On the other hand, don’t eat food that has spoiled. Follow good food safety practices.
4) Develop a menu pattern
If it helps you deal with the stress, by all means make Instagram-worthy appetizers for every meal and a unicorn cake for dessert. But we’re sticking with our regular meal rhythm, with an emphasis on healthy comfort food.
Here’s my default menu, kept fresh by the dozens of ways to make these basic dishes. Check out my free recipes for ideas.
- Peanut butter on homemade toasted bread and a smoothie for breakfast.
- Beans, greens, and grains for lunch, plus dessert.
- Pasta with a big salad for dinner, plus fruit. Usually I make a tomato-sauce variation, sometimes spicy peanut or a creamy cashew sauce. On Fridays, we celebrate by splitting a Field Roast sausage. Live large!
Sometimes Stoup or a stir-fry replaces the pasta. Sometimes, I confess, we have dessert for dinner too. I went through my month’s supply of Escazu sea salt bars in two weeks. (One bar a week! What was I thinking?) For my birthday a few days ago, we feasted thanks to Che Empanadas, who delivered tasty frozen hand-pies that I baked at home. In short, plenty of wholesome variety with some shortcuts and treats. For more ideas, see my post 4 Whole-Day Menus under $7.
5) Eat healthy
Do your best to stay healthy. Seriously. Making good food choices now can help save your own life, shows compassion for others, and is a way you can contribute to fighting the pandemic.

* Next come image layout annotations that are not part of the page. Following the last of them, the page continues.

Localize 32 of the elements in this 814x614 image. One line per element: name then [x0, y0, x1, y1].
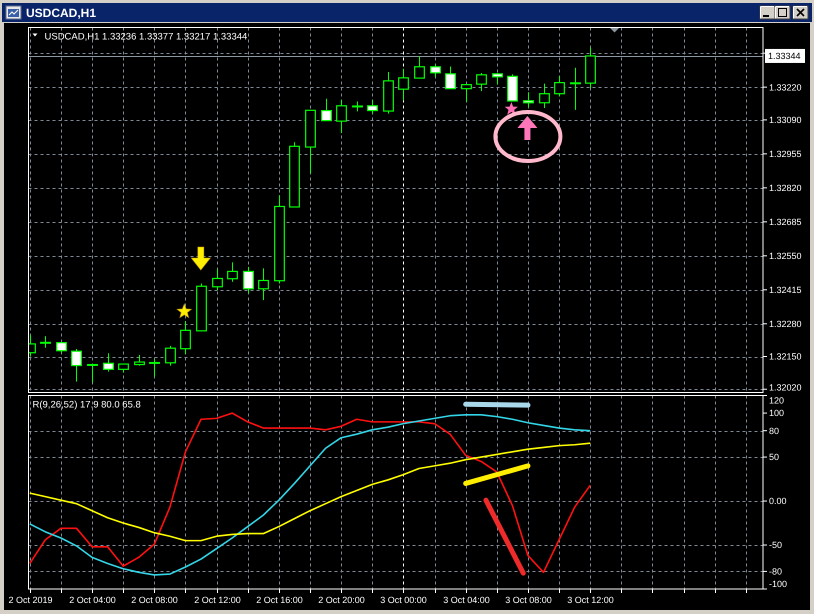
- x-tick-label: 3 Oct 12:00: [567, 595, 614, 605]
- chart-title: USDCAD,H1: [26, 6, 96, 20]
- y-tick-label: 1.33090: [769, 115, 802, 126]
- y-tick-label: -80: [769, 566, 782, 577]
- y-tick-label: -50: [769, 540, 782, 550]
- y-tick-label: 1.33220: [769, 82, 802, 92]
- y-tick-label: 1.32020: [769, 382, 802, 393]
- x-tick-label: 3 Oct 08:00: [505, 595, 552, 605]
- y-tick-label: 50: [769, 452, 780, 462]
- ref-line-label: 1.33344: [768, 51, 801, 62]
- x-tick-label: 2 Oct 04:00: [69, 595, 116, 605]
- x-tick-label: 2 Oct 20:00: [318, 595, 365, 605]
- chart-subtitle: USDCAD,H1 1.33236 1.33377 1.33217 1.33344: [44, 32, 248, 42]
- y-tick-label: 100: [769, 408, 784, 418]
- x-tick-label: 3 Oct 04:00: [443, 595, 490, 605]
- y-tick-label: 1.32550: [769, 250, 802, 261]
- y-tick-label: 1.32415: [769, 284, 802, 295]
- x-tick-label: 2 Oct 2019: [8, 595, 53, 605]
- y-tick-label: 0.00: [769, 496, 787, 506]
- y-tick-label: 1.32955: [769, 149, 802, 160]
- y-tick-label: -100: [769, 579, 788, 590]
- text: R(9,26,52) 17.9 80.0 65.8: [32, 400, 141, 410]
- x-tick-label: 2 Oct 16:00: [256, 595, 303, 605]
- y-tick-label: 1.32150: [769, 352, 802, 362]
- x-tick-label: 3 Oct 00:00: [380, 595, 427, 605]
- x-tick-label: 2 Oct 12:00: [194, 595, 241, 605]
- y-tick-label: 1.32820: [769, 183, 802, 193]
- y-tick-label: 80: [769, 426, 780, 436]
- y-tick-label: 1.32280: [769, 318, 802, 329]
- y-tick-label: 120: [769, 396, 784, 406]
- x-tick-label: 2 Oct 08:00: [131, 595, 178, 605]
- y-tick-label: 1.32685: [769, 216, 802, 227]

Let the medical professionals focus on others.
One of the scariest charts I’ve seen, in this period of terrifying charts, shows the number of hospitalized patients predicted compared to the number of ICU beds. It clearly shows that most patients who need intensive care won’t be able to get it. This is not the time to have a heart attack, stroke, or cancer if you can avoid it.

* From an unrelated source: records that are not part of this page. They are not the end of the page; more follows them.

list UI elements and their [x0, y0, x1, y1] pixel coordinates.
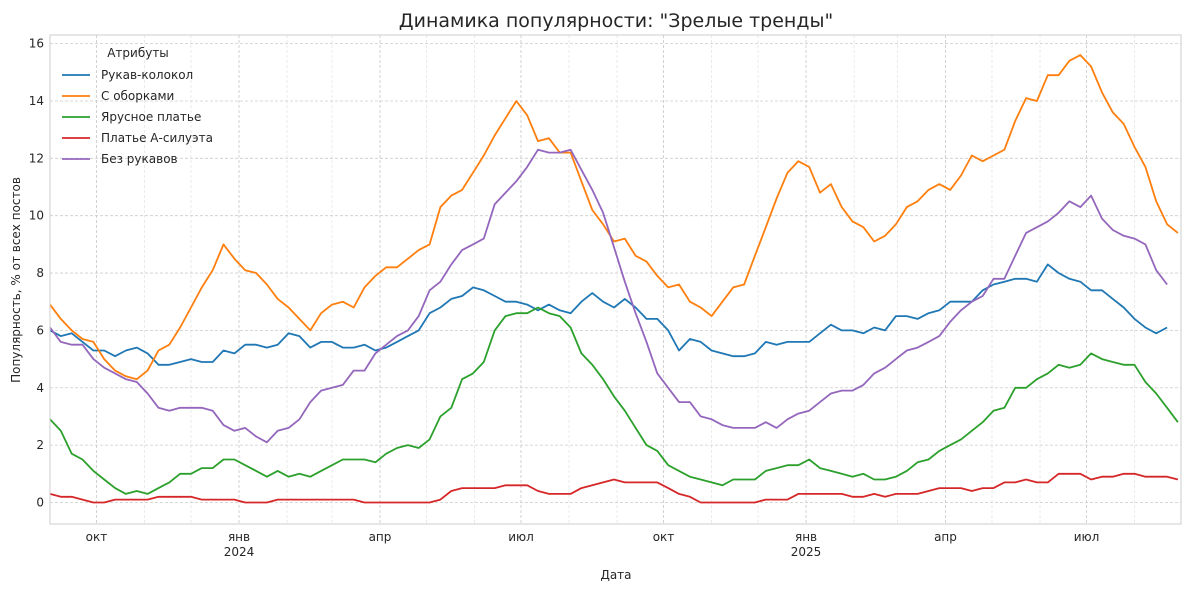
- series-line-1: [49, 263, 1168, 366]
- legend-item-label: Рукав-колокол: [101, 68, 193, 82]
- y-tick-label: 2: [36, 438, 44, 452]
- y-tick-label: 10: [29, 209, 44, 223]
- x-tick-year-label: 2025: [791, 545, 822, 559]
- legend: Атрибуты Рукав-колокол С оборками Ярусное …: [62, 46, 213, 166]
- y-tick-label: 0: [36, 495, 44, 509]
- y-tick-label: 6: [36, 323, 44, 337]
- series-line-3: [49, 306, 1179, 495]
- x-tick-year-label: 2024: [224, 545, 255, 559]
- x-tick-label: янв: [795, 530, 817, 544]
- x-tick-label: окт: [653, 530, 675, 544]
- legend-item-label: Без рукавов: [101, 152, 178, 166]
- series-line-5: [49, 148, 1168, 444]
- x-tick-label: окт: [86, 530, 108, 544]
- legend-item-label: С оборками: [101, 89, 174, 103]
- y-tick-label: 8: [36, 266, 44, 280]
- y-tick-label: 12: [29, 151, 44, 165]
- legend-item-label: Ярусное платье: [101, 110, 201, 124]
- series-lines: [49, 54, 1179, 504]
- y-tick-label: 16: [29, 37, 44, 51]
- series-line-2: [49, 54, 1179, 381]
- plot-border: [49, 34, 1182, 525]
- x-tick-label: апр: [934, 530, 957, 544]
- legend-title: Атрибуты: [107, 46, 169, 60]
- y-tick-label: 4: [36, 381, 44, 395]
- series-line-4: [49, 472, 1179, 504]
- y-axis-label: Популярность, % от всех постов: [9, 177, 23, 383]
- x-tick-label: апр: [369, 530, 392, 544]
- y-tick-label: 14: [29, 94, 44, 108]
- chart-title: Динамика популярности: "Зрелые тренды": [399, 10, 833, 32]
- x-tick-label: июл: [508, 530, 534, 544]
- plot-frame: [49, 34, 1182, 525]
- x-tick-label: янв: [228, 530, 250, 544]
- x-axis-label: Дата: [600, 568, 631, 582]
- x-tick-label: июл: [1074, 530, 1100, 544]
- y-axis-ticks: 0 2 4 6 8 10 12 14 16: [29, 37, 44, 510]
- legend-item-label: Платье А-силуэта: [101, 131, 213, 145]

Well, Linda, you might say. I never want to have those chronic diseases.
Good! Then eat a whole-foods, plant-based diet. Aim for balanced, with includes about 9% of your calories in protein. That’s much less than most Americans eat. A major study published in Cell Metabolism found that “high levels of animal proteins promote mortality,” leading to a 75% higher death rate. And that’s without a shortage of ICU beds!
A concise and trustworthy resource that I keep going back to is Dr. Michael Gregor’s book How Not to Die. (He admits that we’re all going to die. He wants to help us avoid shuffling off our mortal coils any sooner or more miserably than needed.) Learn how to stave off cancer, heart disease, lung disease, diabetes, and even suicidal depression. I’m glad I got it as an ebook to make searching easy. You’ll also find useful, research-based videos on his website Nutritional Facts.
If you’d rather watch than read or if you want to persuade a family member to take better care of themselves, stream a lively documentary. Start with the athletic and often funny Game Changers, then watch Forks Over Knives for a more medical approach.
Sending you my best wishes
I realize that I’m lucky to be writing about menus and looking forward to dinner while others worry about masks and hope for access to a ventilator. May you and yours come through the pandemic healthy, safe, housed, and employed if you want to be. May our society learn from this disaster and take steps to improve.